By hit and trial method, we have found that for x = – 1,
\[h\left( x \right)={{\left( -1 \right)}^{3}}-5\left( -1 \right)-4\]
\[h\left( x \right)=-1+5-4=0\]
So f (x) is also equal to zero at x = – 1. So, x + 1 is a factor of h(x) as well as f(x).
Now by dividing h(x) by (x+1), we get,
\[\left( x+1 \right)\overset{{{x}^{2}}-x-4}{\overline{\left){\begin{align}
  & {{x}^{3}}-5x-4 \\
 & \underline{-{{x}^{3}}} \\
 & 0\text{ }-{{x}^{2}}-5x-4 \\
 & \text{ }-{{x}^{2}}-x \\
 & \text{ }\underline{+\text{ }-} \\
 & \text{ }0\text{ }-4x-4 \\
 & \text{ }-4x-4 \\
 & \text{ }\underline{+\text{ }+} \\
 & \text{ }0\text{ }0 \\
\end{align}}\right.}}\]
So we get, \[h\left( x \right)=\left( x+1 \right)\left( {{x}^{2}}-x-4 \right)\] and \[f\left( x \right)=\left( x-2 \right)\left( x+1 \right)\left( {{x}^{2}}-x-4 \right)=0\]
So, we get x = 2 or x = – 1 or \[{{x}^{2}}-x-4=0\].

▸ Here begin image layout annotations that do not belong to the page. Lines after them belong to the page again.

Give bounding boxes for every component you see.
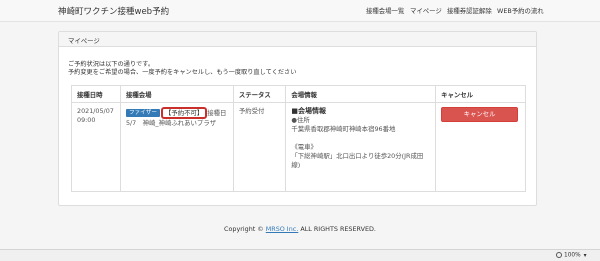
- header-cancel: キャンセル: [435, 85, 526, 103]
- panel-heading: マイページ: [59, 32, 536, 47]
- zoom-icon: [556, 252, 562, 258]
- train-label: 《電車》: [291, 143, 317, 151]
- nav-link-unlink-ticket[interactable]: 接種券認証解除: [447, 6, 492, 15]
- unavailable-label: 【予約不可】: [160, 107, 208, 119]
- copyright-prefix: Copyright ©: [224, 225, 264, 233]
- cell-datetime: 2021/05/07 09:00: [71, 102, 121, 192]
- zoom-control[interactable]: 100% ▾: [556, 252, 587, 259]
- site-title[interactable]: 神崎町ワクチン接種web予約: [58, 5, 169, 17]
- address-label: ●住所: [291, 116, 310, 124]
- cell-venue: ファイザー 【予約不可】 接種日 5/7 神崎_神崎ふれあいプラザ: [119, 102, 234, 192]
- chevron-down-icon: ▾: [583, 252, 587, 259]
- vaccine-badge: ファイザー: [125, 109, 160, 117]
- address-text: 千葉県香取郡神崎町神崎本宿96番地: [291, 125, 396, 133]
- zoom-level: 100%: [564, 252, 581, 259]
- reservation-time: 09:00: [77, 116, 96, 124]
- header-venue-info: 会場情報: [285, 85, 437, 103]
- nav-link-venues[interactable]: 接種会場一覧: [366, 6, 404, 15]
- reservation-date: 2021/05/07: [77, 107, 114, 115]
- cell-status: 予約受付: [232, 102, 287, 192]
- train-directions: 「下総神崎駅」北口出口より徒歩20分(JR成田: [291, 152, 424, 160]
- copyright-suffix: ALL RIGHTS RESERVED.: [300, 225, 376, 233]
- venue-info-title: ■会場情報: [291, 107, 327, 115]
- header-date: 接種日時: [71, 85, 121, 103]
- reservation-table: 接種日時 接種会場 ステータス 会場情報 キャンセル 2021/05/07 09…: [71, 85, 526, 192]
- header-status: ステータス: [232, 85, 287, 103]
- cell-cancel: キャンセル: [435, 102, 526, 192]
- nav-link-booking-flow[interactable]: WEB予約の流れ: [497, 6, 544, 15]
- cell-venue-info: ■会場情報 ●住所 千葉県香取郡神崎町神崎本宿96番地 《電車》 「下総神崎駅」…: [285, 102, 437, 192]
- train-directions-cont: 線): [291, 161, 301, 169]
- intro-text-change: 予約変更をご希望の場合、一度予約をキャンセルし、もう一度取り直してください: [68, 69, 297, 76]
- footer: Copyright © MRSO Inc. ALL RIGHTS RESERVE…: [0, 225, 600, 233]
- company-link[interactable]: MRSO Inc.: [266, 225, 299, 233]
- browser-status-bar: 100% ▾: [0, 249, 600, 261]
- nav-link-mypage[interactable]: マイページ: [410, 6, 442, 15]
- table-row: 2021/05/07 09:00 ファイザー 【予約不可】 接種日 5/7 神崎_神…: [71, 102, 526, 192]
- venue-suffix: 接種日: [207, 109, 227, 117]
- mypage-panel: マイページ ご予約状況は以下の通りです。 予約変更をご希望の場合、一度予約をキャ…: [58, 31, 537, 206]
- header-venue: 接種会場: [119, 85, 234, 103]
- panel-title: マイページ: [68, 37, 100, 45]
- venue-line-1: ファイザー 【予約不可】 接種日: [125, 107, 228, 119]
- status-text: 予約受付: [238, 107, 265, 115]
- venue-name: 5/7 神崎_神崎ふれあいプラザ: [125, 119, 217, 127]
- top-navbar: 神崎町ワクチン接種web予約 接種会場一覧 マイページ 接種券認証解除 WEB予…: [0, 0, 600, 22]
- cancel-button[interactable]: キャンセル: [441, 107, 519, 122]
- table-header-row: 接種日時 接種会場 ステータス 会場情報 キャンセル: [71, 85, 526, 103]
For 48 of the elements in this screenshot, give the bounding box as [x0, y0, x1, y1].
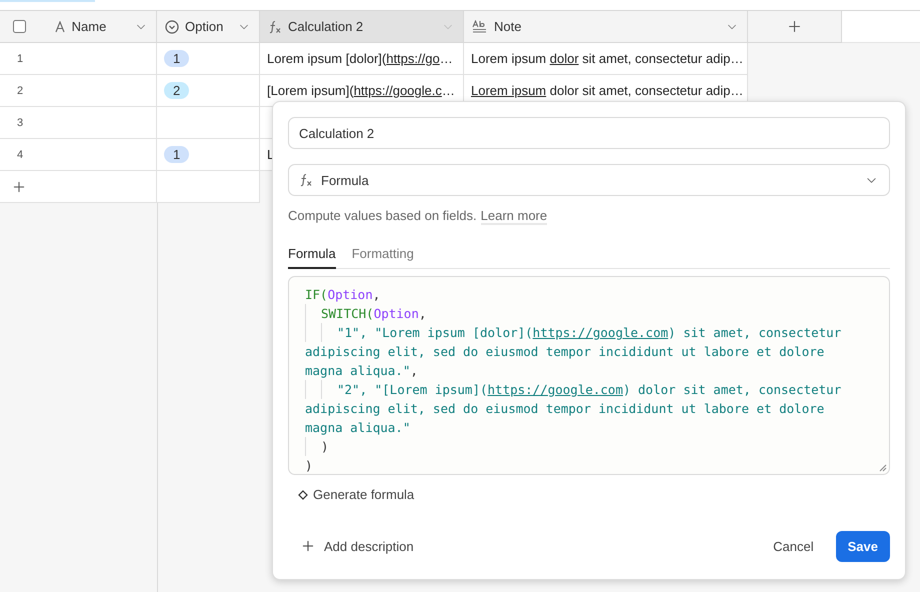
code-line: SWITCH(Option, — [305, 304, 873, 323]
column-header[interactable]: Calculation 2 — [260, 11, 464, 43]
link[interactable]: Lorem ipsum — [471, 83, 546, 98]
link[interactable]: https://go — [386, 51, 440, 66]
column-header[interactable]: Name — [0, 11, 157, 43]
resize-handle-icon[interactable] — [879, 464, 887, 472]
code-line: "1", "Lorem ipsum [dolor](https://google.com) sit amet, consectetur — [305, 323, 873, 342]
sparkle-icon — [298, 490, 308, 500]
tab[interactable]: Formatting — [352, 241, 414, 269]
code-line: adipiscing elit, sed do eiusmod tempor incididunt ut labore et dolore — [305, 400, 826, 418]
help-text: Compute values based on fields. — [288, 208, 477, 225]
save-button[interactable]: Save — [836, 530, 890, 562]
link[interactable]: https://google.c — [354, 83, 442, 98]
tab[interactable]: Formula — [288, 241, 336, 269]
option-tag: 2 — [164, 82, 190, 99]
option-tag: 1 — [164, 50, 190, 67]
row-number-cell: 1 — [0, 43, 157, 75]
column-header[interactable]: Note — [464, 11, 748, 43]
row-number-cell: 4 — [0, 139, 157, 171]
formula-icon — [268, 20, 282, 34]
code-line: ) — [305, 457, 314, 475]
checkbox[interactable] — [13, 20, 26, 33]
chevron-circle-icon — [165, 20, 179, 34]
table-cell: Lorem ipsum dolor sit amet, consectetur adip… — [464, 43, 748, 75]
formula-editor[interactable] — [288, 276, 890, 475]
code-line: "2", "[Lorem ipsum](https://google.com) dolor sit amet, consectetur — [305, 380, 873, 399]
field-name-input[interactable]: Calculation 2 — [288, 117, 890, 149]
long-text-icon — [472, 20, 488, 33]
plus-icon — [300, 538, 316, 554]
row-number-cell: 3 — [0, 107, 157, 139]
add-description-button[interactable]: Add description — [288, 534, 426, 558]
code-line: IF(Option, — [305, 286, 382, 304]
option-tag: 1 — [164, 146, 190, 163]
field-type-select[interactable]: Formula — [288, 164, 890, 196]
code-line: ) — [305, 437, 873, 456]
cancel-button[interactable]: Cancel — [761, 532, 826, 560]
row-number-cell: 2 — [0, 75, 157, 107]
column-header[interactable]: Option — [157, 11, 260, 43]
link[interactable]: dolor — [550, 51, 579, 66]
generate-formula-button[interactable]: Generate formula — [288, 485, 424, 504]
formula-icon — [299, 173, 313, 187]
table-cell: Lorem ipsum [dolor](https://go… — [260, 43, 464, 75]
code-line: adipiscing elit, sed do eiusmod tempor incididunt ut labore et dolore — [305, 343, 826, 361]
learn-more-link[interactable]: Learn more — [480, 208, 548, 225]
code-line: magna aliqua." — [305, 419, 412, 437]
code-line: magna aliqua.", — [305, 362, 419, 380]
add-column-icon[interactable] — [786, 18, 803, 35]
text-type-icon — [54, 20, 66, 32]
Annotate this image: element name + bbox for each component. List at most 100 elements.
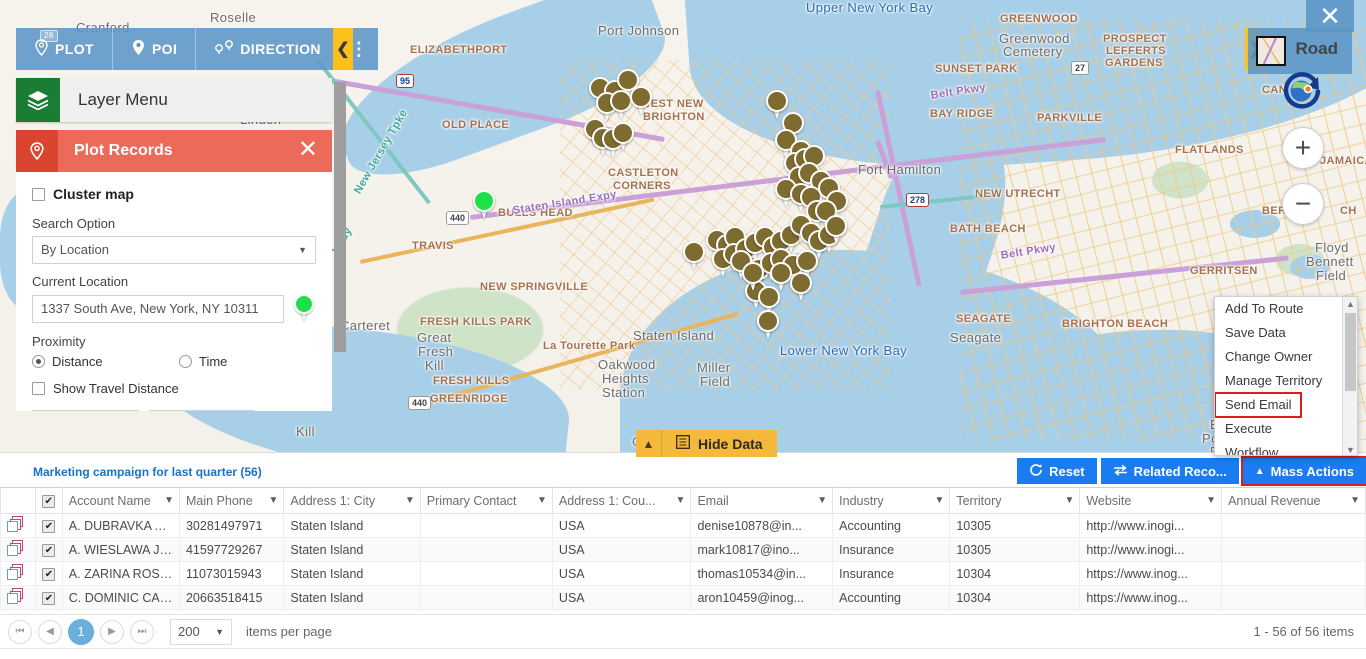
header-website[interactable]: Website ▼ (1079, 487, 1223, 514)
context-menu-item[interactable]: Workflow (1215, 441, 1357, 455)
header-industry[interactable]: Industry ▼ (832, 487, 951, 514)
header-account-name[interactable]: Account Name ▼ (61, 487, 180, 514)
header-primary-contact[interactable]: Primary Contact ▼ (419, 487, 553, 514)
map-label: La Tourette Park (543, 340, 636, 352)
zoom-out-button[interactable]: − (1282, 183, 1324, 225)
current-location-input[interactable]: 1337 South Ave, New York, NY 10311 (32, 295, 284, 323)
map-record-pin[interactable] (610, 90, 632, 120)
panel-collapse-left-button[interactable]: ❮ (333, 28, 353, 70)
map-record-pin[interactable] (742, 262, 764, 292)
table-cell (419, 561, 553, 586)
row-checkbox[interactable]: ✔ (35, 585, 63, 610)
funnel-icon[interactable]: ▼ (537, 495, 547, 506)
search-option-group: Search Option By Location (32, 216, 316, 264)
toolbar-plot-button[interactable]: 28 PLOT (16, 28, 113, 70)
map-record-pin[interactable] (770, 262, 792, 292)
funnel-icon[interactable]: ▼ (269, 495, 279, 506)
funnel-icon[interactable]: ▼ (934, 495, 944, 506)
funnel-icon[interactable]: ▼ (676, 495, 686, 506)
scroll-down-icon[interactable]: ▼ (1346, 445, 1355, 455)
records-stack-icon[interactable] (0, 513, 37, 538)
records-stack-icon[interactable] (0, 537, 37, 562)
map-record-pin[interactable] (757, 310, 779, 340)
search-option-select[interactable]: By Location (32, 236, 316, 264)
grid-toolbar: Marketing campaign for last quarter (56)… (0, 453, 1366, 487)
map-label: Station (602, 385, 646, 400)
proximity-time-radio[interactable]: Time (179, 354, 316, 369)
map-label: Field (700, 374, 731, 389)
prev-page-button[interactable]: ◀ (38, 619, 62, 644)
context-menu-item[interactable]: Change Owner (1215, 345, 1357, 369)
page-size-select[interactable]: 200 ▼ (170, 618, 232, 645)
table-cell: Accounting (832, 513, 951, 538)
page-number-1[interactable]: 1 (68, 618, 94, 645)
first-page-button[interactable]: ⏮ (8, 619, 32, 644)
map-record-pin[interactable] (630, 86, 652, 116)
header-address-country[interactable]: Address 1: Cou... ▼ (551, 487, 692, 514)
funnel-icon[interactable]: ▼ (817, 495, 827, 506)
proximity-distance-radio[interactable]: Distance (32, 354, 169, 369)
distance-input[interactable] (32, 410, 139, 411)
row-checkbox[interactable]: ✔ (35, 561, 63, 586)
select-all-checkbox[interactable]: ✔ (42, 495, 56, 508)
compass-globe-icon[interactable] (1280, 68, 1324, 112)
plot-records-close-icon[interactable]: ✕ (298, 138, 318, 162)
next-page-button[interactable]: ▶ (100, 619, 124, 644)
header-annual-revenue[interactable]: Annual Revenue ▼ (1221, 487, 1366, 514)
last-page-button[interactable]: ⏭ (130, 619, 154, 644)
context-menu-item[interactable]: Execute (1215, 417, 1357, 441)
close-icon[interactable]: ✕ (1306, 0, 1354, 32)
items-per-page-label: items per page (246, 624, 332, 639)
grid-title[interactable]: Marketing campaign for last quarter (56) (33, 465, 262, 479)
records-stack-icon[interactable] (0, 561, 37, 586)
current-location-pin-icon[interactable] (294, 294, 316, 324)
header-address-city[interactable]: Address 1: City ▼ (283, 487, 421, 514)
reset-button[interactable]: Reset (1017, 458, 1097, 484)
map-record-pin[interactable] (683, 241, 705, 271)
table-cell: Accounting (832, 585, 951, 610)
header-email[interactable]: Email ▼ (690, 487, 834, 514)
context-menu-item[interactable]: Add To Route (1215, 297, 1357, 321)
table-row[interactable]: ✔ A. ZARINA ROSS ... 11073015943 Staten Isl… (0, 561, 1366, 586)
mass-actions-button[interactable]: ▲ Mass Actions (1240, 456, 1366, 486)
current-location-pin[interactable] (473, 190, 495, 220)
zoom-in-button[interactable]: + (1282, 127, 1324, 169)
hide-data-button[interactable]: ▲ Hide Data (636, 430, 777, 457)
table-row[interactable]: ✔ A. DUBRAVKA AN... 30281497971 Staten Isla… (0, 513, 1366, 538)
funnel-icon[interactable]: ▼ (1206, 495, 1216, 506)
cluster-map-row[interactable]: Cluster map (32, 186, 316, 202)
left-panel-scrollbar[interactable] (334, 82, 346, 352)
map-record-pin[interactable] (790, 272, 812, 302)
header-main-phone[interactable]: Main Phone ▼ (178, 487, 285, 514)
map-label: PROSPECT (1103, 33, 1167, 45)
context-menu-item[interactable]: Manage Territory (1215, 369, 1357, 393)
scroll-up-icon[interactable]: ▲ (1346, 299, 1355, 309)
map-record-pin[interactable] (612, 122, 634, 152)
related-records-button[interactable]: Related Reco... (1100, 458, 1239, 484)
layer-menu-header[interactable]: Layer Menu (16, 78, 332, 122)
context-menu-scrollbar[interactable]: ▲ ▼ (1342, 297, 1357, 455)
table-row[interactable]: ✔ C. DOMINIC CAR... 20663518415 Staten Isla… (0, 585, 1366, 610)
row-checkbox[interactable]: ✔ (35, 537, 63, 562)
show-travel-distance-row[interactable]: Show Travel Distance (32, 381, 316, 396)
header-territory[interactable]: Territory ▼ (949, 487, 1081, 514)
table-row[interactable]: ✔ A. WIESLAWA JAS... 41597729267 Staten Isl… (0, 537, 1366, 562)
toolbar-poi-button[interactable]: POI (113, 28, 197, 70)
map-record-pin[interactable] (825, 215, 847, 245)
funnel-icon[interactable]: ▼ (1064, 495, 1074, 506)
funnel-icon[interactable]: ▼ (164, 495, 174, 506)
unit-select[interactable]: Miles (148, 410, 256, 411)
table-cell: https://www.inog... (1079, 585, 1223, 610)
records-stack-icon[interactable] (0, 585, 37, 610)
cluster-map-checkbox[interactable] (32, 187, 45, 201)
funnel-icon[interactable]: ▼ (405, 495, 415, 506)
table-cell (419, 537, 553, 562)
context-menu-item[interactable]: Send Email (1215, 392, 1303, 418)
scrollbar-thumb[interactable] (1345, 313, 1356, 391)
funnel-icon[interactable]: ▼ (1350, 495, 1360, 506)
context-menu-item[interactable]: Save Data (1215, 321, 1357, 345)
header-select-all[interactable]: ✔ (35, 487, 63, 514)
row-checkbox[interactable]: ✔ (35, 513, 63, 538)
show-travel-distance-checkbox[interactable] (32, 382, 45, 395)
toolbar-direction-button[interactable]: DIRECTION (196, 28, 340, 70)
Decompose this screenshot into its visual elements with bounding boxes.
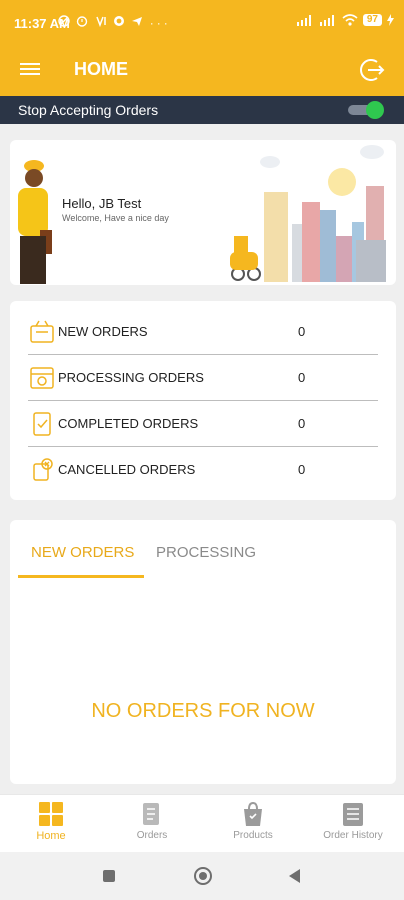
accept-orders-toggle[interactable] [348,101,384,119]
courier-illustration [18,160,52,284]
accept-orders-label: Stop Accepting Orders [18,102,159,118]
stat-row-new-orders[interactable]: NEW ORDERS 0 [28,309,378,355]
completed-orders-icon [33,412,51,436]
system-navigation-bar [0,852,404,900]
charging-icon [387,14,394,26]
orders-panel: NEW ORDERS PROCESSING NO ORDERS FOR NOW [10,520,396,784]
processing-orders-icon [30,367,54,389]
status-bar: 11:37 AM ··· 97 [0,0,404,46]
more-icon: ··· [149,16,171,30]
logout-button[interactable] [358,56,386,84]
stat-label: CANCELLED ORDERS [58,462,196,477]
alarm-icon [77,16,88,27]
app-bar: HOME [0,46,404,96]
stat-row-cancelled-orders[interactable]: CANCELLED ORDERS 0 [28,447,378,493]
order-stats-card: NEW ORDERS 0 PROCESSING ORDERS 0 COMPLET… [10,301,396,500]
stat-count: 0 [298,462,306,477]
nav-item-order-history[interactable]: Order History [313,801,393,841]
products-bag-icon [244,801,262,826]
home-grid-icon [39,802,63,826]
stat-label: PROCESSING ORDERS [58,370,204,385]
whatsapp-icon [114,16,125,26]
orders-icon [143,803,159,825]
empty-orders-message: NO ORDERS FOR NOW [91,700,315,722]
nav-label: Orders [136,830,168,841]
page-title: HOME [74,59,128,79]
back-button[interactable] [289,869,300,883]
cancel-wifi-icon [58,15,70,27]
menu-button[interactable] [20,60,40,82]
stat-label: NEW ORDERS [58,324,148,339]
accept-orders-bar: Stop Accepting Orders [0,96,404,124]
stat-count: 0 [298,324,306,339]
logout-icon [360,59,385,81]
nav-label: Home [36,830,66,842]
recents-button[interactable] [103,870,115,882]
wifi-icon [342,14,358,26]
home-button[interactable] [194,867,212,885]
tab-new-orders[interactable]: NEW ORDERS [31,544,134,561]
active-tab-indicator [18,575,144,578]
stat-count: 0 [298,416,306,431]
signal-icon-2 [319,15,334,26]
telegram-icon [132,17,143,26]
stat-row-completed-orders[interactable]: COMPLETED ORDERS 0 [28,401,378,447]
cancelled-orders-icon [33,458,53,481]
status-right: 97 [296,14,394,26]
greeting-banner: Hello, JB Test Welcome, Have a nice day [10,140,396,285]
nav-item-home[interactable]: Home [11,801,91,842]
battery-icon: 97 [362,14,382,26]
new-orders-icon [30,320,54,343]
nav-item-orders[interactable]: Orders [112,801,192,841]
tab-processing[interactable]: PROCESSING [156,544,256,561]
order-history-icon [343,803,363,826]
stat-row-processing-orders[interactable]: PROCESSING ORDERS 0 [28,355,378,401]
stat-count: 0 [298,370,306,385]
nav-label: Order History [323,830,383,841]
bottom-navigation: Home Orders Products Order History [0,794,404,852]
nav-label: Products [233,830,273,841]
signal-icon [296,15,311,26]
city-delivery-illustration [230,145,386,282]
greeting-hello: Hello, JB Test [62,196,142,211]
notification-icons: ··· [58,15,171,30]
greeting-subtitle: Welcome, Have a nice day [62,213,169,223]
stat-label: COMPLETED ORDERS [58,416,199,431]
nav-item-products[interactable]: Products [213,801,293,841]
volte-icon [95,16,106,28]
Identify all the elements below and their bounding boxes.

Now, to find x term of the equation \[{{x}^{2}}-x-4=0\], we use the quadratic formula where
\[x=\dfrac{-b\pm \sqrt{{{b}^{2}}-4ac}}{2a}\]
So, we get,
\[x=\dfrac{-\left( -1 \right)\pm \sqrt{1+16}}{2}\]
\[x=\dfrac{1\pm \sqrt{17}}{2}\]
So, we finally get the values of x from the given equation as
\[x=2,-1,\dfrac{1+\sqrt{17}}{2},\dfrac{1-\sqrt{17}}{2}\]

Note: In this question, many students make this mistake of writing the given equation as x (x – 1) (x + 2) (x – 3) = – 8 and then substituting x – 1 = – 8 and (x + 2) = – 8 and (x – 3) = – 8 and x = – 8 which is absolutely wrong because this method is only used when there is 0 in place of 8. So this mistake must be avoided. Also, students must cross-check their answers by substituting the values of x in the initial equation and checking if it is satisfied or not.